Both classes take a {py:class}`~htmd.metricdata.MetricData` and a **lag time** (in frames or absolute time units) and return a new {py:class}`~htmd.metricdata.MetricData` in the reduced space. `TICA` can also wrap a `Metric` directly for on-the-fly projection without materialising the full feature array first.
## 4. Clustering - discretise the state space
Clustering assigns each frame to one of `K` microstates. HTMD wraps several clustering schemes:
- `MiniBatchKMeans` from scikit-learn (the usual default).
- {py:class}`~htmd.clustering.kcenters.KCenter` - good for low-population states.
- {py:class}`~htmd.clustering.regular.RegCluster` - radius-based assignment around precomputed centres.
The result is a per-frame integer label stored on the same `MetricData` object.

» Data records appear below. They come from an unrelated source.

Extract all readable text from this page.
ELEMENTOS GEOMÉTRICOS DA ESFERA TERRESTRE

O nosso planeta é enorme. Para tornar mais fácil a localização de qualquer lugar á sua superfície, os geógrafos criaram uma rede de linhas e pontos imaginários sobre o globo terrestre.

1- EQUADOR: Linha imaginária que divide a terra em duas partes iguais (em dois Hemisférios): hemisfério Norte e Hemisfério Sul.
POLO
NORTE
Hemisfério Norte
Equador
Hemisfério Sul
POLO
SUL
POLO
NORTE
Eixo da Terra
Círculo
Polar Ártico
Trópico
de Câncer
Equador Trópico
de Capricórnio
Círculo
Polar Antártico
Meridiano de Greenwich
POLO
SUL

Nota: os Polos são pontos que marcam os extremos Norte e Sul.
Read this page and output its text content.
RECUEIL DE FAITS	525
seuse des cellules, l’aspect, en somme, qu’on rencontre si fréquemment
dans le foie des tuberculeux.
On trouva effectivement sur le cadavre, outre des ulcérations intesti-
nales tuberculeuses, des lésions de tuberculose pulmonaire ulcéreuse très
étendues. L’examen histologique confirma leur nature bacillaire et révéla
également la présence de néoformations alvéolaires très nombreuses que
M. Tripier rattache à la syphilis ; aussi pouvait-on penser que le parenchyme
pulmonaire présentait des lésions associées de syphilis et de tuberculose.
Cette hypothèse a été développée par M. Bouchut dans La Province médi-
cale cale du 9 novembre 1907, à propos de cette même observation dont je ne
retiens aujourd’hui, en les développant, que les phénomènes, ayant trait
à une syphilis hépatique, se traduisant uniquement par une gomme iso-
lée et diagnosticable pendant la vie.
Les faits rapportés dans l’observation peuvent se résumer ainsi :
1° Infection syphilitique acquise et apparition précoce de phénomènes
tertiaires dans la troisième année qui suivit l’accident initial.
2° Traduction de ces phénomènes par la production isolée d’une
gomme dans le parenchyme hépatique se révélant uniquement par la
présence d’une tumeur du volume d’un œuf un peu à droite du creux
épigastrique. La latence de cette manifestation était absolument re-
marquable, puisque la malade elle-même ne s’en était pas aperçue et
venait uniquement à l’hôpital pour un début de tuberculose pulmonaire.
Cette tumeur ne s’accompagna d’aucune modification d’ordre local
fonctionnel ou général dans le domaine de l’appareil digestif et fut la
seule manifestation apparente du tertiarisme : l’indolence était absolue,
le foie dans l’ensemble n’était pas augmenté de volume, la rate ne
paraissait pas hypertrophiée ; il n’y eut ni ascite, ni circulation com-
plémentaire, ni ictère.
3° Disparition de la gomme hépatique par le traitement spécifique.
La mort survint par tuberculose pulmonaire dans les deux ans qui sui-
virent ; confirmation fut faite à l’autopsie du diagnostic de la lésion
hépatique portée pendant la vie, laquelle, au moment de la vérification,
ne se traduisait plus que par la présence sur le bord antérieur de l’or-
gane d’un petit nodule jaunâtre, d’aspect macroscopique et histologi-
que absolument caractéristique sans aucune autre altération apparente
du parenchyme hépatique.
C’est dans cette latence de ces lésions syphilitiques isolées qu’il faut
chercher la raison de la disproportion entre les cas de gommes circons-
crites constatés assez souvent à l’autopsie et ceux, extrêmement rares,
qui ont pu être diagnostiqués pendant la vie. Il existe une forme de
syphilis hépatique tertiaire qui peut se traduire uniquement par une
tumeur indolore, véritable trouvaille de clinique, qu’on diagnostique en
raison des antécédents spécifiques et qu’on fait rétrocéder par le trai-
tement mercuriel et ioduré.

## 5. Markov state model and kinetics
{py:class}`~htmd.model.Model` builds the Markov state model from the clustered data: counts transitions at a chosen lag time, computes the transition matrix, identifies macrostates by PCCA+, and exposes equilibrium populations and timescales.
{py:class}`~htmd.kinetics.Kinetics` consumes the `Model` and computes mean first-passage times, rate constants, and free energies between user-specified source and sink states.
```python
data_clust.fstep = 0.1 # ns per frame - Kinetics needs this
model = Model(data_clust)
model.markovModel(lag=20, macronum=4)
kin = Kinetics(model, temperature=300, concentration=1e-3)
kin.getRates()
```
`Kinetics` raises if `model.data.fstep` is `None` - it needs the per-frame timestep to convert rates into wall-clock units.
## What this means in practice
Each tutorial in [Analysing trajectories](../tutorials/analysis/index.md) is one trip through this pipeline on a different system. If a tutorial mentions a class you don't recognise, find the box it sits in above and you'll know what its inputs and outputs look like.